Obviously, as we do not have oou-of-bag data, risk = "oobag" does some weird job. "inbag" and "none" do behave identically.

The question is how we treat the risk-attribute in the selection of base-learners. Do we always use inbag? or do we respect the risk? In that case, none should throw an error (?) and oobag should only work if we have some out-of-bag observations (i.e., observations with weight = 0). I would tend to disrespect the risk when we select the best-fitting component as we also only use inbag data to compute the RSS.

hofnerb commented 6 years ago

The second, related problem could be that we want to predict for a model component which was never selected. It seems that there also happens to be a bug.

ja-thomas commented 6 years ago

Thanks for reporting,

so, mboost predict does something strange when predicting with an empty model:

library(mboost)
m = glmboost(speed ~ dist, data = cars, control = boost_control(mstop = 0))
predict(m, type = "response", newdata = cars)

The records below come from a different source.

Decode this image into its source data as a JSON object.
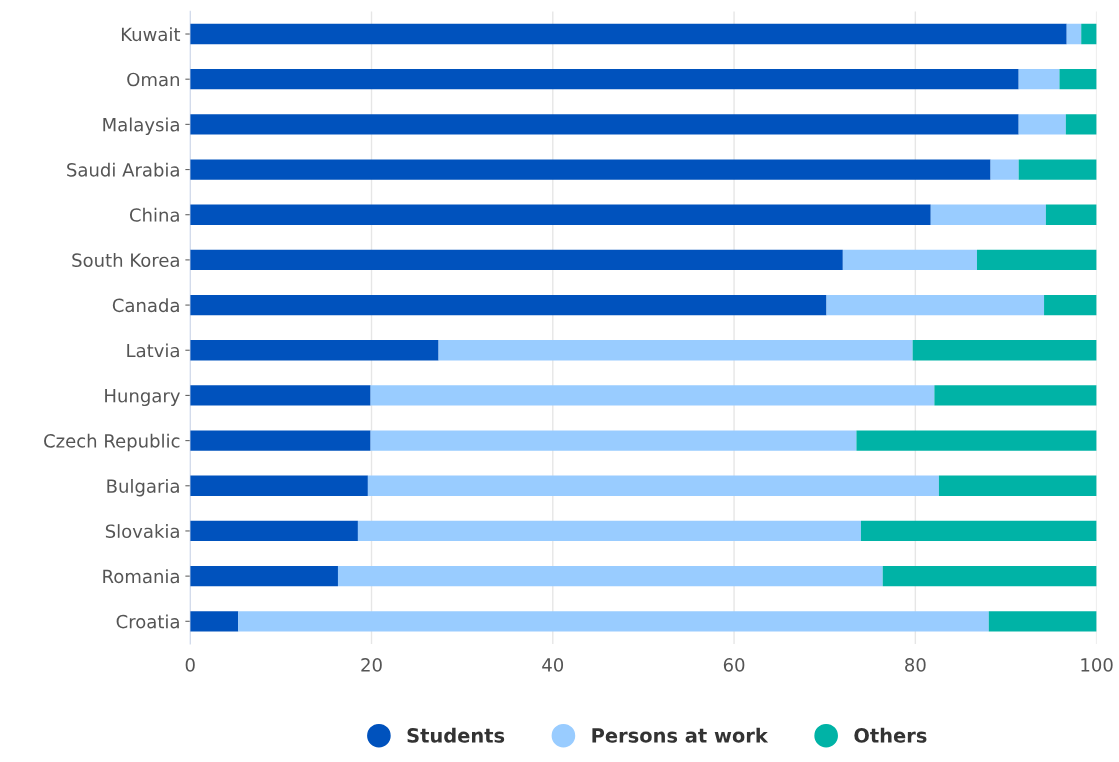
{
  "chart_data": {
    "type": "bar",
    "orientation": "horizontal",
    "stacked": true,
    "categories": [
      "Kuwait",
      "Oman",
      "Malaysia",
      "Saudi Arabia",
      "China",
      "South Korea",
      "Canada",
      "Latvia",
      "Hungary",
      "Czech Republic",
      "Bulgaria",
      "Slovakia",
      "Romania",
      "Croatia"
    ],
    "series": [
      {
        "name": "Students",
        "color": "#0052bd",
        "values": [
          96.7,
          91.4,
          91.4,
          88.3,
          81.7,
          72.0,
          70.2,
          27.4,
          19.9,
          19.9,
          19.6,
          18.5,
          16.3,
          5.3
        ]
      },
      {
        "name": "Persons at work",
        "color": "#99ccff",
        "values": [
          1.6,
          4.5,
          5.2,
          3.1,
          12.7,
          14.8,
          24.0,
          52.3,
          62.2,
          53.6,
          63.0,
          55.5,
          60.1,
          82.8
        ]
      },
      {
        "name": "Others",
        "color": "#00b3a6",
        "values": [
          1.7,
          4.1,
          3.4,
          8.6,
          5.6,
          13.2,
          5.8,
          20.3,
          17.9,
          26.5,
          17.4,
          26.0,
          23.6,
          11.9
        ]
      }
    ],
    "xlim": [
      0,
      100
    ],
    "xticks": [
      0,
      20,
      40,
      60,
      80,
      100
    ],
    "grid": "x",
    "legend": "bottom"
  }
}
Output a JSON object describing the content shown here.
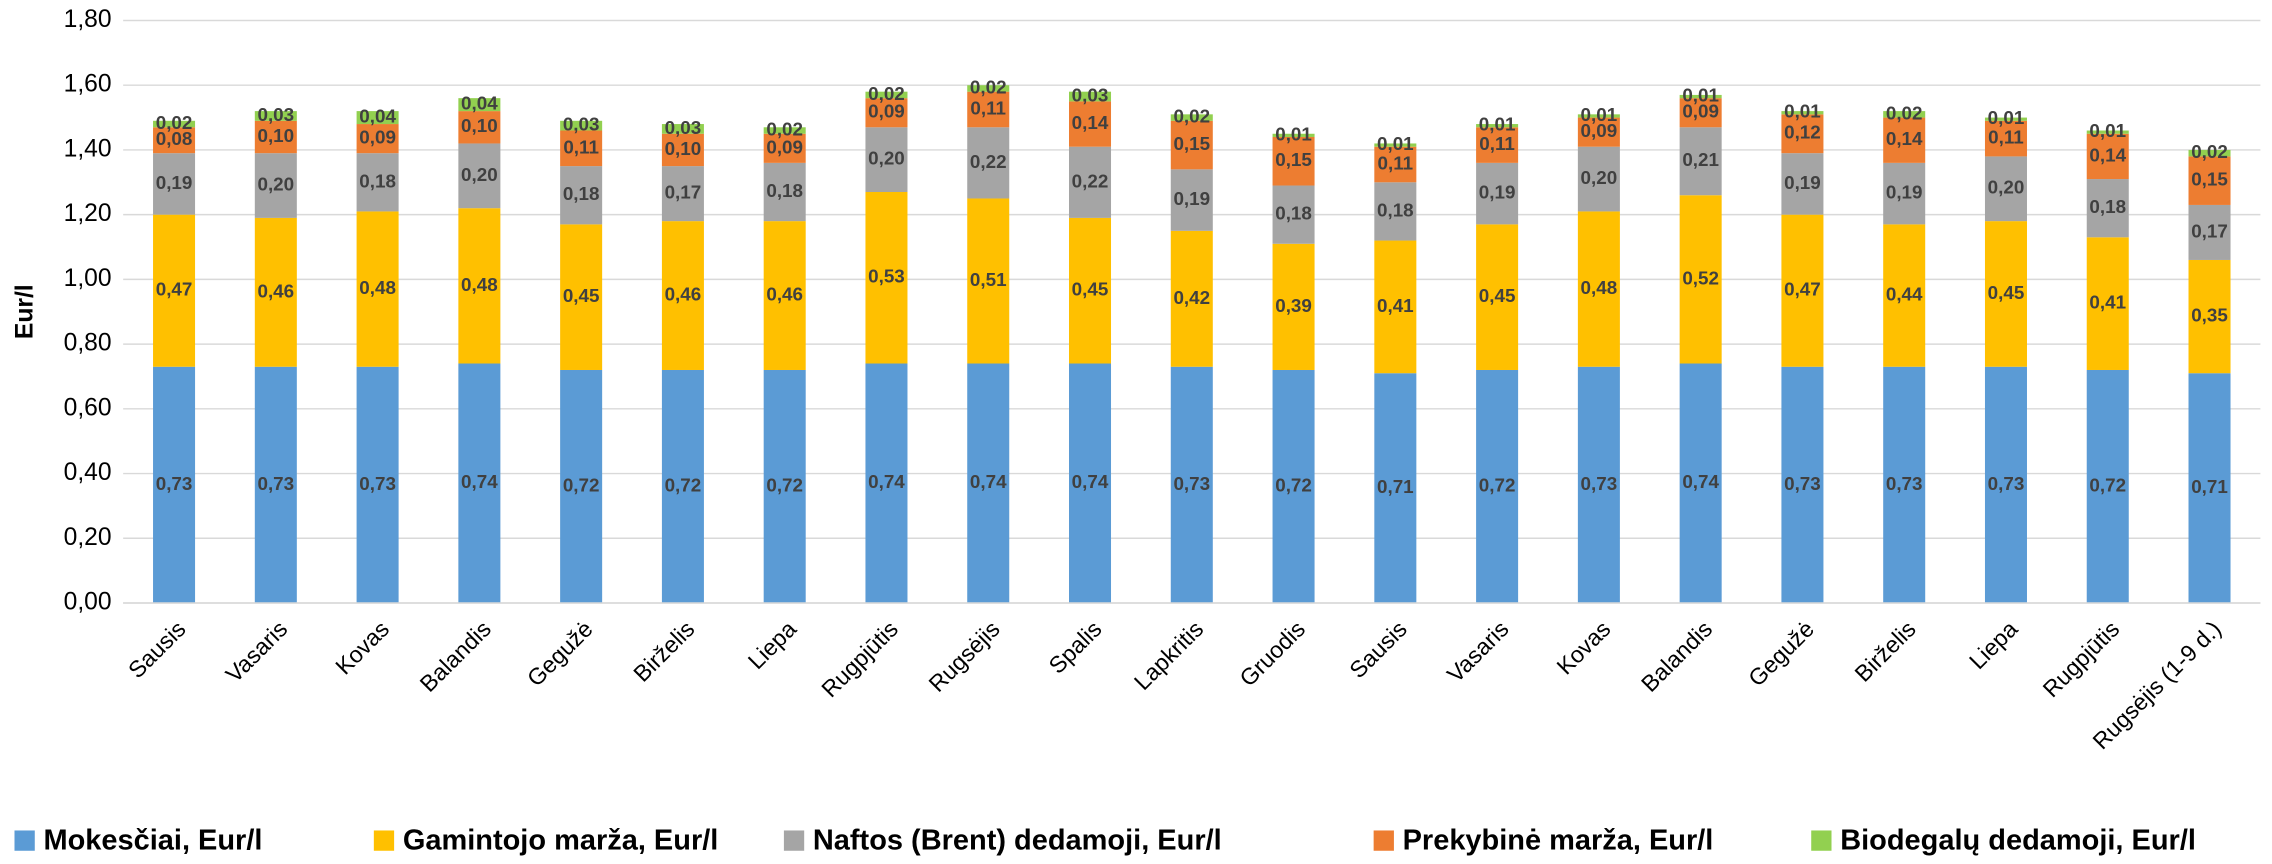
{
  "chart_data": {
    "type": "stacked-bar",
    "y_label": "Eur/l",
    "categories": [
      "Sausis",
      "Vasaris",
      "Kovas",
      "Balandis",
      "Gegužė",
      "Birželis",
      "Liepa",
      "Rugpjūtis",
      "Rugsėjis",
      "Spalis",
      "Lapkritis",
      "Gruodis",
      "Sausis",
      "Vasaris",
      "Kovas",
      "Balandis",
      "Gegužė",
      "Birželis",
      "Liepa",
      "Rugpjūtis",
      "Rugsėjis (1-9 d.)"
    ],
    "series": [
      {
        "name": "Mokesčiai, Eur/l",
        "color": "#5b9bd5",
        "values": [
          0.73,
          0.73,
          0.73,
          0.74,
          0.72,
          0.72,
          0.72,
          0.74,
          0.74,
          0.74,
          0.73,
          0.72,
          0.71,
          0.72,
          0.73,
          0.74,
          0.73,
          0.73,
          0.73,
          0.72,
          0.71
        ],
        "value_labels": [
          "0,73",
          "0,73",
          "0,73",
          "0,74",
          "0,72",
          "0,72",
          "0,72",
          "0,74",
          "0,74",
          "0,74",
          "0,73",
          "0,72",
          "0,71",
          "0,72",
          "0,73",
          "0,74",
          "0,73",
          "0,73",
          "0,73",
          "0,72",
          "0,71"
        ]
      },
      {
        "name": "Gamintojo marža, Eur/l",
        "color": "#ffc000",
        "values": [
          0.47,
          0.46,
          0.48,
          0.48,
          0.45,
          0.46,
          0.46,
          0.53,
          0.51,
          0.45,
          0.42,
          0.39,
          0.41,
          0.45,
          0.48,
          0.52,
          0.47,
          0.44,
          0.45,
          0.41,
          0.35
        ],
        "value_labels": [
          "0,47",
          "0,46",
          "0,48",
          "0,48",
          "0,45",
          "0,46",
          "0,46",
          "0,53",
          "0,51",
          "0,45",
          "0,42",
          "0,39",
          "0,41",
          "0,45",
          "0,48",
          "0,52",
          "0,47",
          "0,44",
          "0,45",
          "0,41",
          "0,35"
        ]
      },
      {
        "name": "Naftos (Brent) dedamoji, Eur/l",
        "color": "#a5a5a5",
        "values": [
          0.19,
          0.2,
          0.18,
          0.2,
          0.18,
          0.17,
          0.18,
          0.2,
          0.22,
          0.22,
          0.19,
          0.18,
          0.18,
          0.19,
          0.2,
          0.21,
          0.19,
          0.19,
          0.2,
          0.18,
          0.17
        ],
        "value_labels": [
          "0,19",
          "0,20",
          "0,18",
          "0,20",
          "0,18",
          "0,17",
          "0,18",
          "0,20",
          "0,22",
          "0,22",
          "0,19",
          "0,18",
          "0,18",
          "0,19",
          "0,20",
          "0,21",
          "0,19",
          "0,19",
          "0,20",
          "0,18",
          "0,17"
        ]
      },
      {
        "name": "Prekybinė marža, Eur/l",
        "color": "#ed7d31",
        "values": [
          0.08,
          0.1,
          0.09,
          0.1,
          0.11,
          0.1,
          0.09,
          0.09,
          0.11,
          0.14,
          0.15,
          0.15,
          0.11,
          0.11,
          0.09,
          0.09,
          0.12,
          0.14,
          0.11,
          0.14,
          0.15
        ],
        "value_labels": [
          "0,08",
          "0,10",
          "0,09",
          "0,10",
          "0,11",
          "0,10",
          "0,09",
          "0,09",
          "0,11",
          "0,14",
          "0,15",
          "0,15",
          "0,11",
          "0,11",
          "0,09",
          "0,09",
          "0,12",
          "0,14",
          "0,11",
          "0,14",
          "0,15"
        ]
      },
      {
        "name": "Biodegalų dedamoji, Eur/l",
        "color": "#92d050",
        "values": [
          0.02,
          0.03,
          0.04,
          0.04,
          0.03,
          0.03,
          0.02,
          0.02,
          0.02,
          0.03,
          0.02,
          0.01,
          0.01,
          0.01,
          0.01,
          0.01,
          0.01,
          0.02,
          0.01,
          0.01,
          0.02
        ],
        "value_labels": [
          "0,02",
          "0,03",
          "0,04",
          "0,04",
          "0,03",
          "0,03",
          "0,02",
          "0,02",
          "0,02",
          "0,03",
          "0,02",
          "0,01",
          "0,01",
          "0,01",
          "0,01",
          "0,01",
          "0,01",
          "0,02",
          "0,01",
          "0,01",
          "0,02"
        ]
      }
    ],
    "ylim": [
      0,
      1.8
    ],
    "yticks": [
      {
        "value": 0,
        "label": "0,00"
      },
      {
        "value": 0.2,
        "label": "0,20"
      },
      {
        "value": 0.4,
        "label": "0,40"
      },
      {
        "value": 0.6,
        "label": "0,60"
      },
      {
        "value": 0.8,
        "label": "0,80"
      },
      {
        "value": 1,
        "label": "1,00"
      },
      {
        "value": 1.2,
        "label": "1,20"
      },
      {
        "value": 1.4,
        "label": "1,40"
      },
      {
        "value": 1.6,
        "label": "1,60"
      },
      {
        "value": 1.8,
        "label": "1,80"
      }
    ],
    "grid": true,
    "legend": "bottom"
  }
}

Error in names(pr) <- nm : 
  'names' attribute [50] must be the same length as the vector [2]

EDIT: It seems that one element per base learner is predicted when mstop=0, that explains why the vector length is 5 in the first example, and in this example 2.

hofnerb commented 6 years ago

Ok, so (part of) the error seems to be hidden in mboost. I'll open an issue there as well.

However, I do not understand the EDIT. What do you mean by "element per baselearner"? We have one base-learner in each of the two models above (with the only difference that we have a linear or smooth baselerner).

hofnerb commented 6 years ago

@ja-thomas as you already seem to know the error and as I do not understand your comment, can you please provide a patch for this bug? That would be really great!

hofnerb commented 6 years ago

this was actually a bug in mboost not gamboostLSS. is fixed now.